It's a sad commentary on the current demographics here that there is no "entrepreneur" category at all. And that the next closest thing, "business" has only 3 articles, none of which are related to running a business.
I'd noticed myself finding less and less to click on on the front page over the last year, but this has really driven home why.
I'm not sure that the "business" category means what you or I expected it to mean. It's certainly nothing to do with being an entrepreneur - as I write this there are four articles:
DEA redacts tactic that's more secret than parallel construction
Jamaican Bobsledders Ride Dogecoin Into Olympics
Swiss police: Screen in Tesla cars is too large
Ask HN: What will you pay for?
============
I guess maybe that last one could be somehow related but IDK. Seems that important things are missing from the categories (like entrepreneurship or running a business, which are not the same thing). In another comment on this thread, it was mentioned that these are auto-tagged - maybe they can train it a bit better. Those are, to me, off-topic for 2008 HN but right in the wheelhouse for 2014 HN.
You could also call it "all but the single most important issue facing the technology and computing industries today," but your proposal is more concise.
Supposedly there is a filter already on HN for NSA articles, each vote only counts as 1/3 of a vote if the title contains the string "nsa", severely penalizing those articles.
It would be useful if each article could have its tag displayed. In that way when looked at "all" I could start to get an idea of what the tags mean to the system. At the moment I'm reasonably often finding things tagged other than I would expect. Showing tags next to items would help me recalibrate.

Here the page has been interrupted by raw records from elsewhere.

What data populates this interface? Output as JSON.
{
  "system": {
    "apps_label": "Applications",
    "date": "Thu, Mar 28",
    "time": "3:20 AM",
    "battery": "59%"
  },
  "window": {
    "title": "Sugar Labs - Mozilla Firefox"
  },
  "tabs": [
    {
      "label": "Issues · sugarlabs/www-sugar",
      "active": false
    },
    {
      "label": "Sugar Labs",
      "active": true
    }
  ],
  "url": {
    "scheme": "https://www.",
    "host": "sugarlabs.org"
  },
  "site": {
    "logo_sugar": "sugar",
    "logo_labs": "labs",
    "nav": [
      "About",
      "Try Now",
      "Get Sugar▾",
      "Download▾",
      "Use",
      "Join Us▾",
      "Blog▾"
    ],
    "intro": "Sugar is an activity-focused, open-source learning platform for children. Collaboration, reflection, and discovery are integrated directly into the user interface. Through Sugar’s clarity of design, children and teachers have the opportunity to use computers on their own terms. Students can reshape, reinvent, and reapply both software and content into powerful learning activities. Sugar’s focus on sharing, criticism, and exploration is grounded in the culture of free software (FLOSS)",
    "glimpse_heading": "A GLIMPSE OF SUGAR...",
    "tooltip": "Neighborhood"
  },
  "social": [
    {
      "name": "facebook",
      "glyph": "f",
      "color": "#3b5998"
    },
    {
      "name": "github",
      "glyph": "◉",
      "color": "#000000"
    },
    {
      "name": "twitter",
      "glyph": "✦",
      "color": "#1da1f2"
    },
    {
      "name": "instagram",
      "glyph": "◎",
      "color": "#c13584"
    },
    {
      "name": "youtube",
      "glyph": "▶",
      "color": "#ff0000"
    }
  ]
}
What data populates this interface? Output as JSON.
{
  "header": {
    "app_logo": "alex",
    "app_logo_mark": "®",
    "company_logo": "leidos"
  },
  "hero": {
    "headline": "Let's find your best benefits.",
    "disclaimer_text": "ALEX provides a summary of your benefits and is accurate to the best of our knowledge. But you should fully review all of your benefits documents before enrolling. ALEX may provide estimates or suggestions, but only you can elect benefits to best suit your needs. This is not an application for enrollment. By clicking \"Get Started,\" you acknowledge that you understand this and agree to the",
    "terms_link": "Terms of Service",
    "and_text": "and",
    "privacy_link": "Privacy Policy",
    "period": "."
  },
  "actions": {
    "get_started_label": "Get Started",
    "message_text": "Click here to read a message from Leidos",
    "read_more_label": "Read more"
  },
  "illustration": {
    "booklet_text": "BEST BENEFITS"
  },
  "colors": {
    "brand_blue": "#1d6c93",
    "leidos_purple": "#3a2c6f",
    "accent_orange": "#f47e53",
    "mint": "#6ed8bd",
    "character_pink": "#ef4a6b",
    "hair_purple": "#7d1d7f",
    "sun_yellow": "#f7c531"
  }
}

1) Tech/HN centric links and tags/categories
2) Besides bookmarking and tagging, it also support list (a collaboratively editable list on topic such as SEO tips)
You are doing something very similar to what I've done for two years. But I'm running a serious business and startup company with patent pending solutions.
Another similar thing between us is that when we showed HN for our projects, we both got 0 comment from the HN community.
So the question is why they are not more welcomed than OP's NLP solution, even if we provide more tools to save and share?
Do you have any idea? If you are interested in further discussion, I can be reached at danmark.clara _at_ yahoo.com.
The direction is right because we all need to improve the web towards Semantic Web which is more meaningful. However, the first round of Semantic Web effort is dead: http://bit.ly/JP3KQO
Now it's the second round. Still the machine intelligence is not comparable with human intelligence. So what I believe is the way we are applying: organize the web with human interaction and automated it with some facilities.
I don't think we suck. It takes time for others to dive into this world. So I'll continue to make this effort and push forward. The problems for yours and mine are also pretty common: UI is not appealing, lacking of data.
I know you are running it for fun. But if there is any chance for us to work together, I think it's the best, because you understand this area and solution so well. Check out my failed Kickstarter project here http://kck.st/JNqv8z and give a try of my existing website: http://bingobo.com. I'll appreciate your feedback.
Very nice, would it be possible to have a larger selection of categories, and the option to exclude certain categories for a more fine grained front page?
Also, I believe you haven't escaped the time field properly server-side, I see "item.time_str" where I imagine the item time should be dynamically displayed.
I wonder if you clustered HN articles to find categories automatically. That may not be useful, but I'd be interested in seeing how HN articles are naturally categorized.
I am planning to open source it in several months.
(Our codes have not been well-commented and well-structured yet...
Our implementation and algorithm detail is followings.
Its categorizing process is written in Python.
Using nltk, it makes corpus with TFIDF model from HN topics and comments.
And it generates classifiers from this corpus with SVM algorithm using scipy and numpy.
FYI, its web interface is written in Clojure and ClojureScript.
presumably you've trained it with hand annotated content, or bootstrapped from a few choice hn searches (like ?q=jquery will give you a web tech category)
Out of all third party UIs for Hacker News I've seen (and have since forgotten the URL for) you probably have the best domain name. It's clever and memorable.
looks like a lot of data have not been indexed yet, the concept is extremely useful, and would like to see psychology as one of the categories, they are my favourite type of content on HN.
But, humour is almost universally subjective. There are some aspects of Obama-Care that I thought were highly amusing, especially the "500 million lines of code" gag.
Here is a very serious article about the C programming language.
I have been forcing myself off HN lately. One thing that I miss the most due to this is the SHOW:HNs of really cool products and hacks that hit the front page. This gives me a great month-to-month access to those great stories at one place.
You might want to checkout my newsletter which includes the best "show hn" links each week - http://hackernewsletter.com. It also helps with the HN addiction.
I've been subscribed to it for some time and while it didn't cure my HN addiction, it lowered it a bit, and it also helps me find interesting articles I missed during "more work, less procrastination" periods. I just want to say, thank you for your work!
I'd noticed myself finding less and less to click on on the front page over the last year, but this has really driven home why.